Un positionnement d'Emmanuel Macron également problématique d'après les médias anglophones, n'en déplaise à la certitude des médias français. En effet, la presse anglophone semble sceptique quant à la prestation d'Emmanuel Macron: si Bloomberg reprend le résultat des sondages de BFMTV et du Point pour présenter le jeune candidat « au top » après le débat, parant les « attaques des deux bords du spectre politique » et « navigant entre les questions d'économie, de terrorisme et d'immigration » le Financial Times, quant à lui tacle sévèrement l'ancien ministre de l'Economie, titrant « Macron a manqué son moment dans le débat français ».

 

Pour le quotidien économique et financier britannique, « ce n'était pas le jour de Macron. Ses deux manières principales de se distinguer — son étreinte de l'Europe et sa candidature de non-parti — ont chuté à la fois », expliquant que cela est « en partie dû au fait qu'il est partie intégrante de l'etablishment, malgré une courte carrière politique » soulignant « l'inexpérience » du candidat, qui se laisse trop facilement provoquer par une Marine Le Pen qui incarne « à la perfection » son rôle de « candidate anti-élite ». Une analyse antinomique de celle que l'on peut lire dans Les Échos, qui dépeignent un Emmanuel Macron offensif: « Le candidat d'En Marche s'est subitement enflammé, répondant vigoureusement à la candidate du Front national et réveillant par la même un débat léthargique. »

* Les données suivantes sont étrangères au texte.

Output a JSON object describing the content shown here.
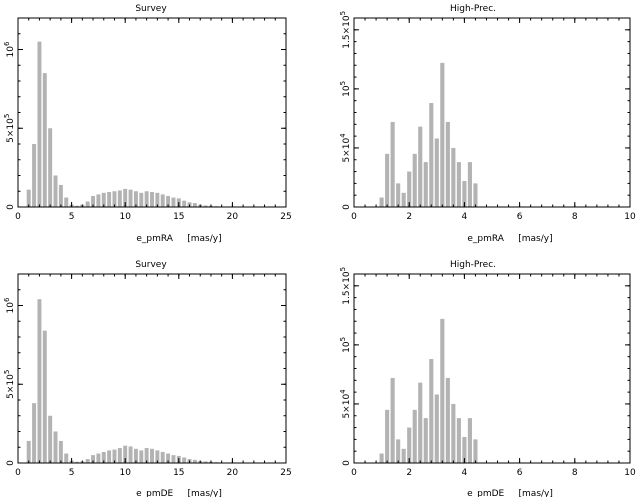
{
  "chart_data": [
    {
      "type": "bar",
      "title": "Survey",
      "xlabel": "e_pmRA     [mas/y]",
      "xlim": [
        0,
        25
      ],
      "ylim": [
        0,
        1200000
      ],
      "x_ticks": [
        {
          "value": 0,
          "label": "0"
        },
        {
          "value": 5,
          "label": "5"
        },
        {
          "value": 10,
          "label": "10"
        },
        {
          "value": 15,
          "label": "15"
        },
        {
          "value": 20,
          "label": "20"
        },
        {
          "value": 25,
          "label": "25"
        }
      ],
      "y_ticks": [
        {
          "value": 0,
          "label": "0"
        },
        {
          "value": 500000,
          "label": "5×10",
          "exp": "5"
        },
        {
          "value": 1000000,
          "label": "10",
          "exp": "6"
        }
      ],
      "bin_width": 0.5,
      "x": [
        1,
        1.5,
        2,
        2.5,
        3,
        3.5,
        4,
        4.5,
        5,
        5.5,
        6,
        6.5,
        7,
        7.5,
        8,
        8.5,
        9,
        9.5,
        10,
        10.5,
        11,
        11.5,
        12,
        12.5,
        13,
        13.5,
        14,
        14.5,
        15,
        15.5,
        16,
        16.5,
        17,
        17.5,
        18,
        18.5,
        19,
        19.5,
        20
      ],
      "values": [
        110000,
        400000,
        1050000,
        850000,
        500000,
        200000,
        140000,
        60000,
        15000,
        8000,
        15000,
        35000,
        70000,
        80000,
        90000,
        95000,
        100000,
        105000,
        115000,
        110000,
        100000,
        90000,
        100000,
        95000,
        90000,
        80000,
        70000,
        60000,
        55000,
        40000,
        30000,
        25000,
        15000,
        10000,
        8000,
        5000,
        3000,
        2000,
        1000
      ]
    },
    {
      "type": "bar",
      "title": "High-Prec.",
      "xlabel": "e_pmRA     [mas/y]",
      "xlim": [
        0,
        10
      ],
      "ylim": [
        0,
        160000
      ],
      "x_ticks": [
        {
          "value": 0,
          "label": "0"
        },
        {
          "value": 2,
          "label": "2"
        },
        {
          "value": 4,
          "label": "4"
        },
        {
          "value": 6,
          "label": "6"
        },
        {
          "value": 8,
          "label": "8"
        },
        {
          "value": 10,
          "label": "10"
        }
      ],
      "y_ticks": [
        {
          "value": 0,
          "label": "0"
        },
        {
          "value": 50000,
          "label": "5×10",
          "exp": "4"
        },
        {
          "value": 100000,
          "label": "10",
          "exp": "5"
        },
        {
          "value": 150000,
          "label": "1.5×10",
          "exp": "5"
        }
      ],
      "bin_width": 0.2,
      "x": [
        1.0,
        1.2,
        1.4,
        1.6,
        1.8,
        2.0,
        2.2,
        2.4,
        2.6,
        2.8,
        3.0,
        3.2,
        3.4,
        3.6,
        3.8,
        4.0,
        4.2,
        4.4
      ],
      "values": [
        8000,
        45000,
        72000,
        20000,
        12000,
        30000,
        45000,
        68000,
        38000,
        88000,
        58000,
        122000,
        72000,
        50000,
        38000,
        22000,
        38000,
        20000
      ]
    },
    {
      "type": "bar",
      "title": "Survey",
      "xlabel": "e_pmDE     [mas/y]",
      "xlim": [
        0,
        25
      ],
      "ylim": [
        0,
        1200000
      ],
      "x_ticks": [
        {
          "value": 0,
          "label": "0"
        },
        {
          "value": 5,
          "label": "5"
        },
        {
          "value": 10,
          "label": "10"
        },
        {
          "value": 15,
          "label": "15"
        },
        {
          "value": 20,
          "label": "20"
        },
        {
          "value": 25,
          "label": "25"
        }
      ],
      "y_ticks": [
        {
          "value": 0,
          "label": "0"
        },
        {
          "value": 500000,
          "label": "5×10",
          "exp": "5"
        },
        {
          "value": 1000000,
          "label": "10",
          "exp": "6"
        }
      ],
      "bin_width": 0.5,
      "x": [
        1,
        1.5,
        2,
        2.5,
        3,
        3.5,
        4,
        4.5,
        5,
        5.5,
        6,
        6.5,
        7,
        7.5,
        8,
        8.5,
        9,
        9.5,
        10,
        10.5,
        11,
        11.5,
        12,
        12.5,
        13,
        13.5,
        14,
        14.5,
        15,
        15.5,
        16,
        16.5,
        17,
        17.5,
        18,
        18.5,
        19,
        19.5,
        20
      ],
      "values": [
        140000,
        380000,
        1040000,
        840000,
        300000,
        200000,
        140000,
        60000,
        15000,
        8000,
        10000,
        25000,
        50000,
        60000,
        70000,
        80000,
        85000,
        95000,
        110000,
        105000,
        90000,
        80000,
        95000,
        90000,
        80000,
        70000,
        60000,
        50000,
        45000,
        35000,
        25000,
        20000,
        12000,
        10000,
        8000,
        5000,
        3000,
        2000,
        1000
      ]
    },
    {
      "type": "bar",
      "title": "High-Prec.",
      "xlabel": "e_pmDE     [mas/y]",
      "xlim": [
        0,
        10
      ],
      "ylim": [
        0,
        160000
      ],
      "x_ticks": [
        {
          "value": 0,
          "label": "0"
        },
        {
          "value": 2,
          "label": "2"
        },
        {
          "value": 4,
          "label": "4"
        },
        {
          "value": 6,
          "label": "6"
        },
        {
          "value": 8,
          "label": "8"
        },
        {
          "value": 10,
          "label": "10"
        }
      ],
      "y_ticks": [
        {
          "value": 0,
          "label": "0"
        },
        {
          "value": 50000,
          "label": "5×10",
          "exp": "4"
        },
        {
          "value": 100000,
          "label": "10",
          "exp": "5"
        },
        {
          "value": 150000,
          "label": "1.5×10",
          "exp": "5"
        }
      ],
      "bin_width": 0.2,
      "x": [
        1.0,
        1.2,
        1.4,
        1.6,
        1.8,
        2.0,
        2.2,
        2.4,
        2.6,
        2.8,
        3.0,
        3.2,
        3.4,
        3.6,
        3.8,
        4.0,
        4.2,
        4.4
      ],
      "values": [
        8000,
        45000,
        72000,
        20000,
        12000,
        30000,
        45000,
        68000,
        38000,
        88000,
        58000,
        122000,
        72000,
        50000,
        38000,
        22000,
        38000,
        20000
      ]
    }
  ]
}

D'un point de vue plus personnel: quel que soit le réel vainqueur de ce débat, quelles que soient les polémiques concernant le choix des participants à ce grand oral, accordons au moins à la chaîne privée le mérite d'avoir recadré le temps d'un débat cette campagne dans un contexte plus présidentiel.

 

Une bouffée d'air au milieu de l'imbroglio juridico-médiatique entretenu par les médias de tous bords depuis plus de deux mois. Nous regretterons cependant que la Défense et les relations internationales, des points centraux pour tout homme d'État aient été relégués en toute fin de débat, alors que de nombreux téléspectateurs avaient surement déjà lâché.

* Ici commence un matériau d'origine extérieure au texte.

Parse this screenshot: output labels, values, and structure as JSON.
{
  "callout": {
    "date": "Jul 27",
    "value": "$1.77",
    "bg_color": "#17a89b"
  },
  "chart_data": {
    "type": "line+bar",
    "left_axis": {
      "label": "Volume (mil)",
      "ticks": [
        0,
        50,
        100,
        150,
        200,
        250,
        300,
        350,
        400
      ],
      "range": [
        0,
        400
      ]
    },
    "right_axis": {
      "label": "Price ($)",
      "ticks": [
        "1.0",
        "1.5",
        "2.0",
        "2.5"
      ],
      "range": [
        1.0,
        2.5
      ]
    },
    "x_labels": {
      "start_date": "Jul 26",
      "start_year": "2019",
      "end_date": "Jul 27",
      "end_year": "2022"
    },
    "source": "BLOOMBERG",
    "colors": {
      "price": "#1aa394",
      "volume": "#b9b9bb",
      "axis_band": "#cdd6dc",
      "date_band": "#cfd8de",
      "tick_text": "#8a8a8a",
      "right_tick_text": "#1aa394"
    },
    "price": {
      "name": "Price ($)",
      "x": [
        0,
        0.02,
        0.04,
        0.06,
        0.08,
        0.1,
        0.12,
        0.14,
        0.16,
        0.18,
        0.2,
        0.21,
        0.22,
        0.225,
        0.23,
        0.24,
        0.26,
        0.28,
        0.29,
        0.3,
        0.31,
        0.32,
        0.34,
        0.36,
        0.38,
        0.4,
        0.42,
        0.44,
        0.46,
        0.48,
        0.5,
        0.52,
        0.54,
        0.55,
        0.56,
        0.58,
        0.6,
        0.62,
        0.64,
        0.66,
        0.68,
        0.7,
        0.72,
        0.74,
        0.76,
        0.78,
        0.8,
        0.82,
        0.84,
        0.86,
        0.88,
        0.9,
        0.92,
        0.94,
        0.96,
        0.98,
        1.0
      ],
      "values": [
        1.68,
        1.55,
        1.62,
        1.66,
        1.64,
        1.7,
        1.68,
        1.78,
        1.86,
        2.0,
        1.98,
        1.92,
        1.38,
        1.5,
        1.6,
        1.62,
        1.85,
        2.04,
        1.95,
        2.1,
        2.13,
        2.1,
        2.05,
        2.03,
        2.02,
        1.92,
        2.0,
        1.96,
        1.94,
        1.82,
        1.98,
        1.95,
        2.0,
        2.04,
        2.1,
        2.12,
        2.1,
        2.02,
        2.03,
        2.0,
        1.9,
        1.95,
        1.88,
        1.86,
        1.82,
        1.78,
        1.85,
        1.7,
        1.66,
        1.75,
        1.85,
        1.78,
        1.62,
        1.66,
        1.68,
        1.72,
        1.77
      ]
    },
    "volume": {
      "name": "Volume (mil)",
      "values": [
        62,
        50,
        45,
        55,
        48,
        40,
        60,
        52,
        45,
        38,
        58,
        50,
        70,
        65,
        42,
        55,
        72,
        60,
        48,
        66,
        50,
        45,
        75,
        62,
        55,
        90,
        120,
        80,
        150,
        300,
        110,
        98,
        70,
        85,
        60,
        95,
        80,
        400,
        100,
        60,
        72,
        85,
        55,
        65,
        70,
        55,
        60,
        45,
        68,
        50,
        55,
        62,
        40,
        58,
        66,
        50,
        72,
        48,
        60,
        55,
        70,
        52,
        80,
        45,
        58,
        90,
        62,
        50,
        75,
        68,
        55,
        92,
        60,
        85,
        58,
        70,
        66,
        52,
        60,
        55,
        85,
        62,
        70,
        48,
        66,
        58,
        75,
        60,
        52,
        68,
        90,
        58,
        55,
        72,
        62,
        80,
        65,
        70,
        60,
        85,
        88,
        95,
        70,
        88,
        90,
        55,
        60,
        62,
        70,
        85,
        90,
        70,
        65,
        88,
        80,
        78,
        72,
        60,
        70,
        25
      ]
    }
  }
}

En effet, nous sommes en droit d'attendre plus d'un Président de la République — de la Vème ou de la VIème — qu'il réponde à des questions autres que celles relatives au suicide assisté, présenté comme le « niveau suprême de la liberté individuelle » ou des sempiternelle désirs de réformer la carte scolaire par une certaine gauche en quête de « bassins de recrutement homogènes socialement » pour les lycées. En effet, les questions relatives à « la place de la France dans le monde » ont fait figure de bonnes dernières dans l'ordre des thèmes abordés durant ce débat, d'autant plus que la question principale animant cette rubrique dédiée à la défense et à la diplomatie reste principalement axée autour du positionnement à adopter vis-à-vis de la Russie, plus que de la menace concrète que représente « Daech ».